Death is the central dream from which all illusions stem.” (ACIM Manual For Teachers)

I am not a spun-away-from-Love two-sided being and neither are you; we are still one Self, One Love, simply Being. The worst that happened(s) is the belief in the unbalanced body being created by unbalanced thinking.

The ‘reality’ of death is firmly rooted in the belief that God’s Son is a body.” (ACIM)

Belief is rooted in the sense of duality: belief is separate from knowing the qualities of the Divine Idea to create. Know that the Son of God is Guiltless; only the son of man, believing in the body as the source of life, entertains guilt over the belief in the effects of unbalanced thinking that is not of God’s Idea. No one is a body condemned to suffering and death unless one whims it so by way of listening to ego’s obsession with the senses — and even then, manifested whimsy is only temporary and cannot be sustained.

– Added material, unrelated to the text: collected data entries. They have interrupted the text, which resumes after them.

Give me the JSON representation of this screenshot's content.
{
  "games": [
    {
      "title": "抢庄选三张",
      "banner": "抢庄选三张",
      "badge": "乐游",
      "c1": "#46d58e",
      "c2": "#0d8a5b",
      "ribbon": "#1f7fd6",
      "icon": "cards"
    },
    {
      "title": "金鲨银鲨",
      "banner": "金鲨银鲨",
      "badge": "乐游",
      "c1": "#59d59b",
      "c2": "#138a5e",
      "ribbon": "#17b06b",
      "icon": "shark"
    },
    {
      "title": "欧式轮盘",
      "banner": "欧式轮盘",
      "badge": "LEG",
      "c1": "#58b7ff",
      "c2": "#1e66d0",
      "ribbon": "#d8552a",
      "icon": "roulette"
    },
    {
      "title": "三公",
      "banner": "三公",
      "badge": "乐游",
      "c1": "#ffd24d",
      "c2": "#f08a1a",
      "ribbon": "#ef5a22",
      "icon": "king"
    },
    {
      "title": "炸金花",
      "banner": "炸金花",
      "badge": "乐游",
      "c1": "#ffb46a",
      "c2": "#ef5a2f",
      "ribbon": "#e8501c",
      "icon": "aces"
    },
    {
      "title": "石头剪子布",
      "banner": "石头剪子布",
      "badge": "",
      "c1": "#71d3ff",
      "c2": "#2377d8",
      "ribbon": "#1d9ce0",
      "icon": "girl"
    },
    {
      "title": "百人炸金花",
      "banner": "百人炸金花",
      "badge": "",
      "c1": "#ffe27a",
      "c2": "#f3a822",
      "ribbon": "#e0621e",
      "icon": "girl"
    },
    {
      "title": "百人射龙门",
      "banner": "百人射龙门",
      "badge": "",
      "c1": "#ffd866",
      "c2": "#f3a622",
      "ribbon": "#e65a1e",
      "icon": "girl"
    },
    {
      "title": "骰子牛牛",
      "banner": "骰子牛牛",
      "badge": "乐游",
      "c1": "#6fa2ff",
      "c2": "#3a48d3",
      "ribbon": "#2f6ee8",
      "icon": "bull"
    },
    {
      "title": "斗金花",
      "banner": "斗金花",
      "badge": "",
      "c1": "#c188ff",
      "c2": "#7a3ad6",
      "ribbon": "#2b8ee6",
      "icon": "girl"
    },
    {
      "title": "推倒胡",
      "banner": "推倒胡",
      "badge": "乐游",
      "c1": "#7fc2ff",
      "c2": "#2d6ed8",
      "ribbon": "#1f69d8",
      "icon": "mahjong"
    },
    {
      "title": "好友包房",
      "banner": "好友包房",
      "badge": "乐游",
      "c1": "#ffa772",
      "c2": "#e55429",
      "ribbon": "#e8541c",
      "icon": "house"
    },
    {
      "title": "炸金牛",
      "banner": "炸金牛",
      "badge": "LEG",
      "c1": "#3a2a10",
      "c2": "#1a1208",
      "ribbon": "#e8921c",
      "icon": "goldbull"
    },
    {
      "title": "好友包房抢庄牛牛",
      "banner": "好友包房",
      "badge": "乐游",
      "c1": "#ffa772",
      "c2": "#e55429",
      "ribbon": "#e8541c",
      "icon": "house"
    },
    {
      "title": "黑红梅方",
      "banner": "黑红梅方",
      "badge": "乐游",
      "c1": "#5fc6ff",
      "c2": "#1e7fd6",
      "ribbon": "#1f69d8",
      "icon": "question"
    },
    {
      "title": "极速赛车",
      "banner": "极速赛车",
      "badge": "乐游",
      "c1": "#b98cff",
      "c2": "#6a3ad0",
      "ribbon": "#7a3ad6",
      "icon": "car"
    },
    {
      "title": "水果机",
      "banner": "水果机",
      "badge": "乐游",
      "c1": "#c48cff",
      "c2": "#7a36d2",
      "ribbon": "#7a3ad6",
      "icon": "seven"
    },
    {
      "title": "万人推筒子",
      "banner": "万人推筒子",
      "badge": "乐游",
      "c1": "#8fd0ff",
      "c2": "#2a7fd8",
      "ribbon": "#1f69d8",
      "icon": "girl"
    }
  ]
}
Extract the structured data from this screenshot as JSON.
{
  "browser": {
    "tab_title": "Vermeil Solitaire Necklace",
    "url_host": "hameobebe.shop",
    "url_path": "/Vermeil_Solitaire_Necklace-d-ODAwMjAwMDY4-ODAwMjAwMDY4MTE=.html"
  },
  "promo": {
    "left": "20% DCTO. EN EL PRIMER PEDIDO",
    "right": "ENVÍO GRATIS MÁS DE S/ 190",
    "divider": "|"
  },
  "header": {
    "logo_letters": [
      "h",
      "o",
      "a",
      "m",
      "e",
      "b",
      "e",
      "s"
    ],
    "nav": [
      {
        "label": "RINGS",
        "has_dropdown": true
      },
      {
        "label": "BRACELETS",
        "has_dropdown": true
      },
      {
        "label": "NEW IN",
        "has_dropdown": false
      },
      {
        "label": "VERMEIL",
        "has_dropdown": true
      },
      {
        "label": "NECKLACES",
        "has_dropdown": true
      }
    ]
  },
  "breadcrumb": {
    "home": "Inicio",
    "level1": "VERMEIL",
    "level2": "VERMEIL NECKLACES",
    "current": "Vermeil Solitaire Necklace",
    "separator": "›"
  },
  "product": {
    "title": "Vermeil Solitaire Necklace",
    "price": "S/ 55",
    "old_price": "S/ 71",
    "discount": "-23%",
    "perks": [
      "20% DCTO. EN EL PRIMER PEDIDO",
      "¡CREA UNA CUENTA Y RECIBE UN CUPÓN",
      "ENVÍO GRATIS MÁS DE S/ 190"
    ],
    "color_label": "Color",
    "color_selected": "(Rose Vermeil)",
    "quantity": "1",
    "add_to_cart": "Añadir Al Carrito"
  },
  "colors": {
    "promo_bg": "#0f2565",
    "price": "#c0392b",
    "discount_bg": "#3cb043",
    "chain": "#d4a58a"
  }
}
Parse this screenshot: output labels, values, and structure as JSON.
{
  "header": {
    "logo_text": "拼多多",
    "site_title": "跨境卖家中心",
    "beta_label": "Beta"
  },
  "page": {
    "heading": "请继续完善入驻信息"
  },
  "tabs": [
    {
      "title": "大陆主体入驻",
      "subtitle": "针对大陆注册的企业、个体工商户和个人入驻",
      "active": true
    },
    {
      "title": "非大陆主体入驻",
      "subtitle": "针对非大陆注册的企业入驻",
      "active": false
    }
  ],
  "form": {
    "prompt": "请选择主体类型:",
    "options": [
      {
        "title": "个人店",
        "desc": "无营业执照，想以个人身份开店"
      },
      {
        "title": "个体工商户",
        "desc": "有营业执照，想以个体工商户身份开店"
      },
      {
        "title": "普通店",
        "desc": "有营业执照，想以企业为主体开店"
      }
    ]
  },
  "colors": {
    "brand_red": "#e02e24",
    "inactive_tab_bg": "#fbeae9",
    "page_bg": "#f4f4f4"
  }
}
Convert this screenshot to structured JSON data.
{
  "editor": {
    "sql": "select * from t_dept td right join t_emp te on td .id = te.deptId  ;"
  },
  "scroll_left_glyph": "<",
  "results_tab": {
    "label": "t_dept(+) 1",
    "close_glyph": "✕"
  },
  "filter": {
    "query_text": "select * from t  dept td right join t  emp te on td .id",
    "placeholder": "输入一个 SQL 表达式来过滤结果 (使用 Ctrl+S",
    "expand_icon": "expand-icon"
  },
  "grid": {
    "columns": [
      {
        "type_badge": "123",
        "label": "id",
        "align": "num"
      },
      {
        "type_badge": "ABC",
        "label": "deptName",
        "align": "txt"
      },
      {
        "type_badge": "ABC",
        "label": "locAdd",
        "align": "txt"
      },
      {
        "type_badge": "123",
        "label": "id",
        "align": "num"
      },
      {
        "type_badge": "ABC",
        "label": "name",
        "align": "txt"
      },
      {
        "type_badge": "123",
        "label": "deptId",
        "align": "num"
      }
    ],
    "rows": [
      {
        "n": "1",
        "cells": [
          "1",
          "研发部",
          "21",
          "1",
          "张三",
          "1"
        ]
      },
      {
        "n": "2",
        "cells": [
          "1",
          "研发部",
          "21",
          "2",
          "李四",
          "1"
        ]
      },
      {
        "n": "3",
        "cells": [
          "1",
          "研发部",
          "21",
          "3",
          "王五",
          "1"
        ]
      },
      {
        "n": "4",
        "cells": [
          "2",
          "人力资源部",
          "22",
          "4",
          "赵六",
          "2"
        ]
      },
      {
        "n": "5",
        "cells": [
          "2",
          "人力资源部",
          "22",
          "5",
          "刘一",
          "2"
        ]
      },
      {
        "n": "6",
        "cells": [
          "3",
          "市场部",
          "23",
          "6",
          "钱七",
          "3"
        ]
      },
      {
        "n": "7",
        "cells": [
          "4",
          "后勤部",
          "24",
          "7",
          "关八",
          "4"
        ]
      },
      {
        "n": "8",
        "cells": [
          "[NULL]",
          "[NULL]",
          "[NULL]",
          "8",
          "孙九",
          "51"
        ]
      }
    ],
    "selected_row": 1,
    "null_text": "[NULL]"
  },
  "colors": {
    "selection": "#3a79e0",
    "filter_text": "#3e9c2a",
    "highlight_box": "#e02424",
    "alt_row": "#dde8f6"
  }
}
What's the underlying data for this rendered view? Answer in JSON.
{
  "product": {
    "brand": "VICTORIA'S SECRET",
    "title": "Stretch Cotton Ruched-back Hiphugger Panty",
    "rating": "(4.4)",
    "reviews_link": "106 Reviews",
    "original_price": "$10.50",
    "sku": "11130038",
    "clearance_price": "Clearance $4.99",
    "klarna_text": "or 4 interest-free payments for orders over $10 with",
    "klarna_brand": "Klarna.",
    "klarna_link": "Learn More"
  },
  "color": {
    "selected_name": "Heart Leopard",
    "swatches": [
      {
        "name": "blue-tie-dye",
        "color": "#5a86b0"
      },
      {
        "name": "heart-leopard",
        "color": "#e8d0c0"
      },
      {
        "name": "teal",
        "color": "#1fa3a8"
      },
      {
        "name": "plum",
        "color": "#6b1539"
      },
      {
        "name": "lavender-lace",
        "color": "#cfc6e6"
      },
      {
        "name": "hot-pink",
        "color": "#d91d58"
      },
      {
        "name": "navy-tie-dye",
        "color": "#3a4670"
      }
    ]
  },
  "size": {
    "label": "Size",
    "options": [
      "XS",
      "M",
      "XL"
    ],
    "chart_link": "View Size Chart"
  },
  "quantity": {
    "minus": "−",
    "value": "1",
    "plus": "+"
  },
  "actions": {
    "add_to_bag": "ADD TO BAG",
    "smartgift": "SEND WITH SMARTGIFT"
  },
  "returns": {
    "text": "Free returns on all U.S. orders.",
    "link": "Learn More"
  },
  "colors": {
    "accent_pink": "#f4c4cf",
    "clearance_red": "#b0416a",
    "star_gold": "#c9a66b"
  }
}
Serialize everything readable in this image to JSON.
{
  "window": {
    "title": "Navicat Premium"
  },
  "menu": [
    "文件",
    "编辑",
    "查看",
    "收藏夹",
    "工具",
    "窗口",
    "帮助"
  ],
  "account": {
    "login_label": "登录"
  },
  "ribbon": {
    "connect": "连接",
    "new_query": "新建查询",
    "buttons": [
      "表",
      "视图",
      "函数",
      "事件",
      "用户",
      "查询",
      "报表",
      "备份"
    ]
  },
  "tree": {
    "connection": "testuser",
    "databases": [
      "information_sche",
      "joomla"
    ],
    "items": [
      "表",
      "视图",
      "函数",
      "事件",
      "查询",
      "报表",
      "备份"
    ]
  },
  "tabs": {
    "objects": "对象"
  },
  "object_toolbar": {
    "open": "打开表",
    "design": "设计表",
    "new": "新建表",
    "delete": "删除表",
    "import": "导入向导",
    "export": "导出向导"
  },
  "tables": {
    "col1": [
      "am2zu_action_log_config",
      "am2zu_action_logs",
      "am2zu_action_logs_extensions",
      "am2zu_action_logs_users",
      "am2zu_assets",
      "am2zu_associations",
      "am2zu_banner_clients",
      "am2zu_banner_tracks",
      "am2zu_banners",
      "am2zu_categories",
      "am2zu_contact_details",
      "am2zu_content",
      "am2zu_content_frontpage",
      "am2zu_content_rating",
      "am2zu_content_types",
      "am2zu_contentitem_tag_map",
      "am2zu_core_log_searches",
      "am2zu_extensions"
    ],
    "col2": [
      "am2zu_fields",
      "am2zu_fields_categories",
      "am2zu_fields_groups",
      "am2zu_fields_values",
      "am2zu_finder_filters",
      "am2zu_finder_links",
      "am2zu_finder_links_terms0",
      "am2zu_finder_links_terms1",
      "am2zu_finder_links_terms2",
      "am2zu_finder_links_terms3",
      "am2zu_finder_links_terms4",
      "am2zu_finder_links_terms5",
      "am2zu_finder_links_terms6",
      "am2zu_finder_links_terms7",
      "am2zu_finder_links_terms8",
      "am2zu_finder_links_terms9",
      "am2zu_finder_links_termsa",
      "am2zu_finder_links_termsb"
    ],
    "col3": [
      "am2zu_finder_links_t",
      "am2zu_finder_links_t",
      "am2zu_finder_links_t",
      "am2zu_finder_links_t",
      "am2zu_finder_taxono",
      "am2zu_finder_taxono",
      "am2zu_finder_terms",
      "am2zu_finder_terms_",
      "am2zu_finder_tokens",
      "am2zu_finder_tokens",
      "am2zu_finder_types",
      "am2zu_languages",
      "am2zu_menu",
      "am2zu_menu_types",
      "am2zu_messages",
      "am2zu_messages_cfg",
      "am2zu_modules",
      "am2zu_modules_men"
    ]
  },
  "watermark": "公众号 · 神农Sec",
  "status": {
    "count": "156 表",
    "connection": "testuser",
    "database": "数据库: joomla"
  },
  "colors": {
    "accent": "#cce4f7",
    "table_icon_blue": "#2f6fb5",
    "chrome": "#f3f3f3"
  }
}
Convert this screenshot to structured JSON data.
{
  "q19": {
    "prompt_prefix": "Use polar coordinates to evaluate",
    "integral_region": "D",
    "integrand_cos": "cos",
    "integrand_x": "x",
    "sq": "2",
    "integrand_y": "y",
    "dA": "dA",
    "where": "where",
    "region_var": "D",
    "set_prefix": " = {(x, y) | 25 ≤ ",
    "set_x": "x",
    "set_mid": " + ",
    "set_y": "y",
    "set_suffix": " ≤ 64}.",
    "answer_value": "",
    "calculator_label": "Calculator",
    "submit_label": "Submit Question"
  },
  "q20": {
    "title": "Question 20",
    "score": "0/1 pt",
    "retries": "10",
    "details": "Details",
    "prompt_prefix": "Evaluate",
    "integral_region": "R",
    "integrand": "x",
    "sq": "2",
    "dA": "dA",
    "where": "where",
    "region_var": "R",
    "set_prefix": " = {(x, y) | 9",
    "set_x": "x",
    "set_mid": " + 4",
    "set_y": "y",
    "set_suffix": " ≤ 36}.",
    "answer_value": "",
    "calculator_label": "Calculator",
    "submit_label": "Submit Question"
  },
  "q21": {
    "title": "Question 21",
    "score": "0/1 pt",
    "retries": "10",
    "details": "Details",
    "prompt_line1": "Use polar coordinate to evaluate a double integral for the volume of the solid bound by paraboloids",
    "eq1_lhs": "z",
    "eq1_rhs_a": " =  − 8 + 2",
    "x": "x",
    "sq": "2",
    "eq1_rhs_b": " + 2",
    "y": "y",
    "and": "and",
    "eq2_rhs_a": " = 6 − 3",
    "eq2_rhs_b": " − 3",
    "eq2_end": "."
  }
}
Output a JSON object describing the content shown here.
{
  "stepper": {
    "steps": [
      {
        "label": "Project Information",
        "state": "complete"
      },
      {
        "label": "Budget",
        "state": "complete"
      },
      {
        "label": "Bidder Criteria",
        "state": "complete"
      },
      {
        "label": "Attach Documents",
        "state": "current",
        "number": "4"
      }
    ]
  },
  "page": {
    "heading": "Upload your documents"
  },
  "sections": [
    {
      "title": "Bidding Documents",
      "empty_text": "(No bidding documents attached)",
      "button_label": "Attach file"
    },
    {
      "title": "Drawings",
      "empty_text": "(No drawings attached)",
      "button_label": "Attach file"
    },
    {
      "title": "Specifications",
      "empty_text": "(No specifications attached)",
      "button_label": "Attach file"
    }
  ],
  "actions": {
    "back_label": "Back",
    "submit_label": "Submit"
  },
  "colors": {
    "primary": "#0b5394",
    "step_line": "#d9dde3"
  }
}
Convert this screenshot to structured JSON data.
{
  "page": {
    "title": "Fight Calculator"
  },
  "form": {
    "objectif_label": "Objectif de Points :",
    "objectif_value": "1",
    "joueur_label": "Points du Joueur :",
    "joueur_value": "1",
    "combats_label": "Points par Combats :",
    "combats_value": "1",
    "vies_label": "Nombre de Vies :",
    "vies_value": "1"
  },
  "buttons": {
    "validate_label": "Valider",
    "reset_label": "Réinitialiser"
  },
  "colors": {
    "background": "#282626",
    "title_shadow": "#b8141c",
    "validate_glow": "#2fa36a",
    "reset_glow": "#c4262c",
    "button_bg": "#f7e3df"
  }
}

The Father is always Balanced, imagining a balanced body, and His Will is innately shared. There is One Son and His One Desire is the Father’s Will; his one desire is to manifest the Father’s Love. He wants not suffering and death, because he knows at his core it is not real. Like a little child at story time in the library, the child is there for the story-Teller – not the story. The Son is not found in symbols spun from the imagination of a misplaced identity, but in recognition of the Identity of the One Shared Self.

Death has become life’s symbol. His (the Son’s) world is now a battleground, where contradiction reigns and opposites make endless war. Where there is death is peace impossible. Death is the symbol of the fear of God. His Love is blotted out in the idea, which holds it from awareness like a shield held up to obscure the sun.” (ACIM)

Death denies life.” (ACIM)

The idea of death blots out the Reality of Eternity; it blots out the fact that the Love of creation is Always and Forever. All ideas not of Love are like childish whims; sourced by permanent, ever-lasting Love, the child can “afford” to whim. The world of children imagining unbalanced play comes into view by way of whimsy. The Son attaches a subjective self to an unbalanced whim and calls it his “own”, and is free to accept or resist all that he makes believe. The unbalanced whims of the Son seem real for awhile, but they are nothing, nothing at all. Guilt over having made nothing of oneself is still nothing.

The worst that happened is belief,” (Byron Katie)

The worst that happens is the belief in death.

In every second there arises choice: to attach to an imaginary battle and share whimsy with death, or to relax into Relief and share Love with Self.